De-Chalabify Iraq. The United States has so far been unable to install Ahmad Chalabi as the next leader of Iraq–his history of corruption and lack of a political base have seen to that. Yet members of the Chalabi family have quietly been given control in every area of political, economic and judicial life. It was a two-stage process. First, as head of the De-Baathification Commission, Chalabi purged his rivals from power. Then, as director of the Governing Council’s Economic and Finance Committee, he installed his friends and allies in the key posts of Oil Minister, Finance Minister, Trade Minister, Governor of the Central Bank and so on. Now Chalabi’s nephew, Salem Chalabi, has been appointed by the United States to head the court trying Saddam Hussein. And a company with close ties to Chalabi landed the contract to guard Iraq’s oil infrastructure–essentially a license to build a private army.

It’s not enough to keep Chalabi out of the interim government. The UN must dismantle Chalabi’s shadow state by launching a de-Chalabification process on a par with the now abandoned de-Baathification process.

Demand the Withdrawal of US Troops. In asking the United States to serve as its bodyguard as a condition of re-entering Iraq, the UN has it exactly backwards: It should only go in if the United States pulls out. Troops who participated in the invasion and occupation should be replaced with peacekeepers–preferably from neighboring Arab states–working under the extremely limited mandate of securing the country for general elections. With the United States out, there is a solid chance that countries that opposed the war would step forward for the job.

On April 25 the New York Times editorial board called for the opposite approach, arguing that only a major infusion of American troops and “a real long-term increase in the force in Iraq” could bring security. But these troops, if they arrive, will provide security to no one–not to the Iraqis, not to their fellow soldiers, not to the UN. American soldiers have become a direct provocation to more violence, not only because of the brutality of the occupation in Iraq but also because of US support for Israel’s deadly occupation of Palestinian territory. In the minds of many Iraqis, the two occupations have blended into a single anti-Arab outrage, with Israeli and US soldiers viewed as interchangeable and Iraqis openly identifying with Palestinians.

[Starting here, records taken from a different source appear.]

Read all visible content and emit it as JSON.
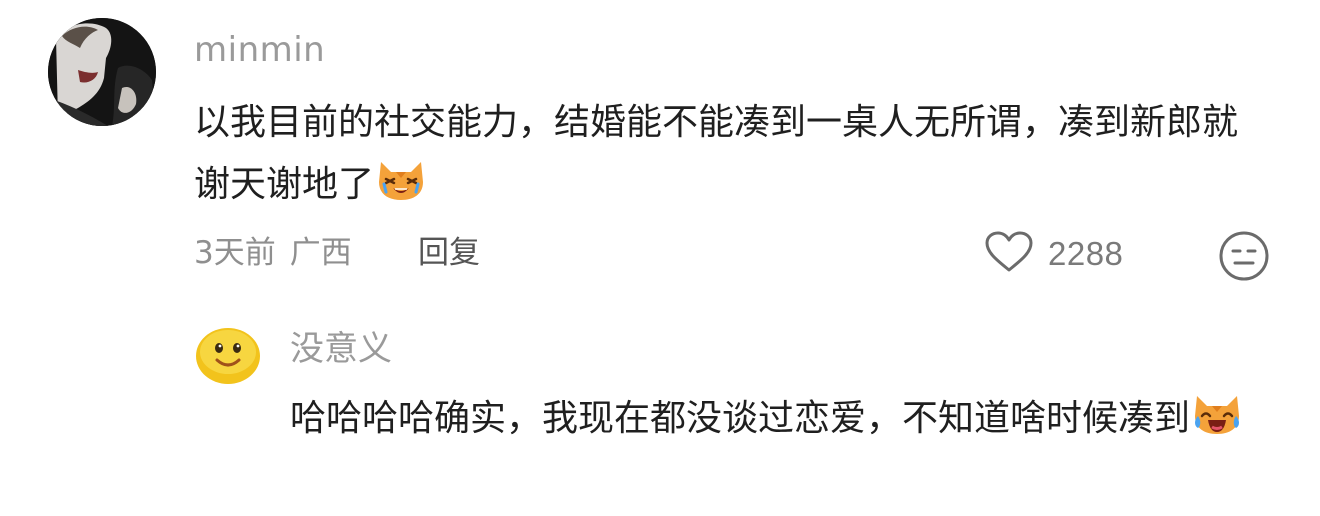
{
  "comment": {
    "username": "minmin",
    "text": "以我目前的社交能力，结婚能不能凑到一桌人无所谓，凑到新郎就谢天谢地了",
    "emoji": "crying-cat-emoji",
    "time": "3天前",
    "location": "广西",
    "reply_label": "回复",
    "like_count": "2288",
    "avatar": "dark-portrait-avatar"
  },
  "reply": {
    "username": "没意义",
    "text": "哈哈哈哈确实，我现在都没谈过恋爱，不知道啥时候凑到",
    "emoji": "laughing-crying-cat-emoji",
    "avatar": "smiley-face-avatar"
  },
  "colors": {
    "text_primary": "#1f1f1f",
    "text_secondary": "#9a9a9a",
    "cat_orange": "#f4a23a"
  }
}
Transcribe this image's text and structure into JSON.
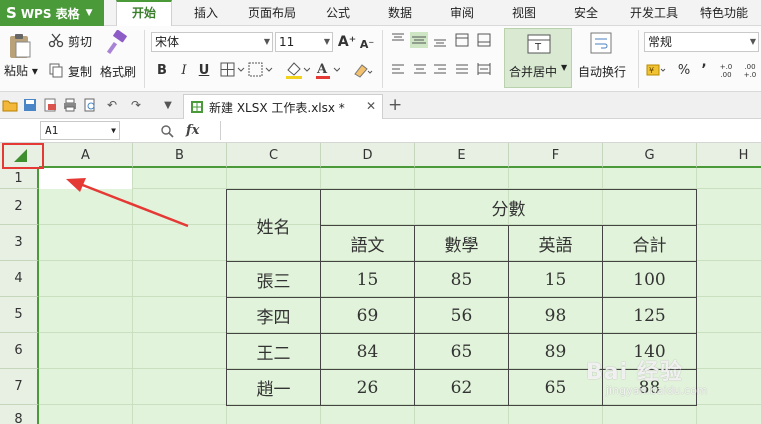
{
  "app": {
    "name": "WPS 表格",
    "logo": "S"
  },
  "menu": {
    "tabs": [
      "开始",
      "插入",
      "页面布局",
      "公式",
      "数据",
      "审阅",
      "视图",
      "安全",
      "开发工具",
      "特色功能"
    ],
    "active": "开始"
  },
  "ribbon": {
    "paste_label": "粘贴",
    "cut_label": "剪切",
    "copy_label": "复制",
    "format_painter_label": "格式刷",
    "font_name": "宋体",
    "font_size": "11",
    "bold": "B",
    "italic": "I",
    "underline": "U",
    "merge_label": "合并居中",
    "wrap_label": "自动换行",
    "number_format": "常规",
    "percent": "%",
    "comma": "’",
    "decimal_inc": "+.0 .00",
    "decimal_dec": ".00 +.0"
  },
  "file_tab": {
    "name": "新建 XLSX 工作表.xlsx *"
  },
  "formula_bar": {
    "name_box": "A1",
    "fx": "fx",
    "value": ""
  },
  "grid": {
    "columns": [
      "A",
      "B",
      "C",
      "D",
      "E",
      "F",
      "G",
      "H"
    ],
    "rows": [
      "1",
      "2",
      "3",
      "4",
      "5",
      "6",
      "7",
      "8"
    ]
  },
  "table": {
    "name_header": "姓名",
    "score_header": "分數",
    "subjects": [
      "語文",
      "數學",
      "英語",
      "合計"
    ],
    "rows": [
      {
        "name": "張三",
        "values": [
          "15",
          "85",
          "15",
          "100"
        ]
      },
      {
        "name": "李四",
        "values": [
          "69",
          "56",
          "98",
          "125"
        ]
      },
      {
        "name": "王二",
        "values": [
          "84",
          "65",
          "89",
          "140"
        ]
      },
      {
        "name": "趙一",
        "values": [
          "26",
          "62",
          "65",
          "88"
        ]
      }
    ]
  },
  "colors": {
    "accent": "#4a9a3a",
    "sheet_bg": "#e1f3da",
    "annotation": "#e53935"
  },
  "watermark": {
    "main": "Bai 经验",
    "sub": "jingyan.baidu.com"
  }
}
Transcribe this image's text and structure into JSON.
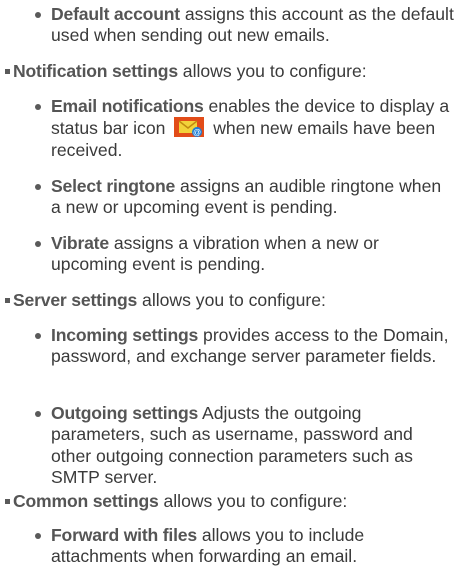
{
  "items": [
    {
      "level": "sub",
      "term": "Default account",
      "desc": " assigns this account as the default used when sending out new emails."
    },
    {
      "level": "top",
      "term": "Notification settings",
      "desc": " allows you to configure:"
    },
    {
      "level": "sub",
      "term": "Email notifications",
      "desc_before": " enables the device to display a status bar icon",
      "icon": "email-notification-icon",
      "desc_after": " when new emails have been received."
    },
    {
      "level": "sub",
      "term": "Select ringtone",
      "desc": " assigns an audible ringtone when a new or upcoming event is pending."
    },
    {
      "level": "sub",
      "term": "Vibrate",
      "desc": " assigns a vibration when a new or upcoming event is pending."
    },
    {
      "level": "top",
      "term": "Server settings",
      "desc": " allows you to configure:"
    },
    {
      "level": "sub",
      "term": "Incoming settings",
      "desc": " provides access to the Domain, password, and exchange server parameter fields."
    },
    {
      "level": "sub",
      "term": "Outgoing settings",
      "desc": " Adjusts the outgoing parameters, such as username, password and other outgoing connection parameters such as SMTP server."
    },
    {
      "level": "top",
      "term": "Common settings",
      "desc": " allows you to configure:"
    },
    {
      "level": "sub",
      "term": "Forward with files",
      "desc": " allows you to include attachments when forwarding an email."
    }
  ],
  "colors": {
    "icon_background": "#e24c19",
    "icon_envelope": "#f2d23a",
    "icon_badge": "#1f7fd6"
  }
}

Without US troops, the major incitement to violence would be removed, allowing the country to be stabilized with far fewer soldiers and far less force. Iraq would still face security challenges–there would still be extremists willing to die to impose Islamic law as well as attempts by Saddam loyalists to regain power. On the other hand, with Sunnis and Shiites now so united against the occupation, it’s the best possible moment for an honest broker to negotiate an equitable power-sharing agreement.

Some will argue that the United States is too strong to be forced out of Iraq. But from the start Bush needed multilateral cover for this war–that’s why he formed the “coalition of the willing,” and it’s why he is going to the UN now. Imagine what could happen if countries keep pulling out of the coalition, if France and Germany refuse to recognize an occupied Iraq as a sovereign nation. Imagine if the UN decided not to ride to Washington’s rescue. It would become an occupation of one.

The invasion of Iraq began with a call to mutiny–a call made by the United States. In the weeks leading up to last year’s invasion, US Central Command bombarded Iraqi military and political officials with phone calls and e-mails urging them to defect from Saddam’s ranks. Fighter planes dropped 8 million leaflets urging Iraqi soldiers to abandon their posts and assuring that no harm would come to them.

Of course, these soldiers were promptly fired when Paul Bremer took over and are now being frantically rehired as part of the reversal of the de-Baathification policy. It’s just one more example of lethal incompetence that should lead all remaining supporters of US policy in Iraq to one inescapable conclusion: It’s time for a mutiny.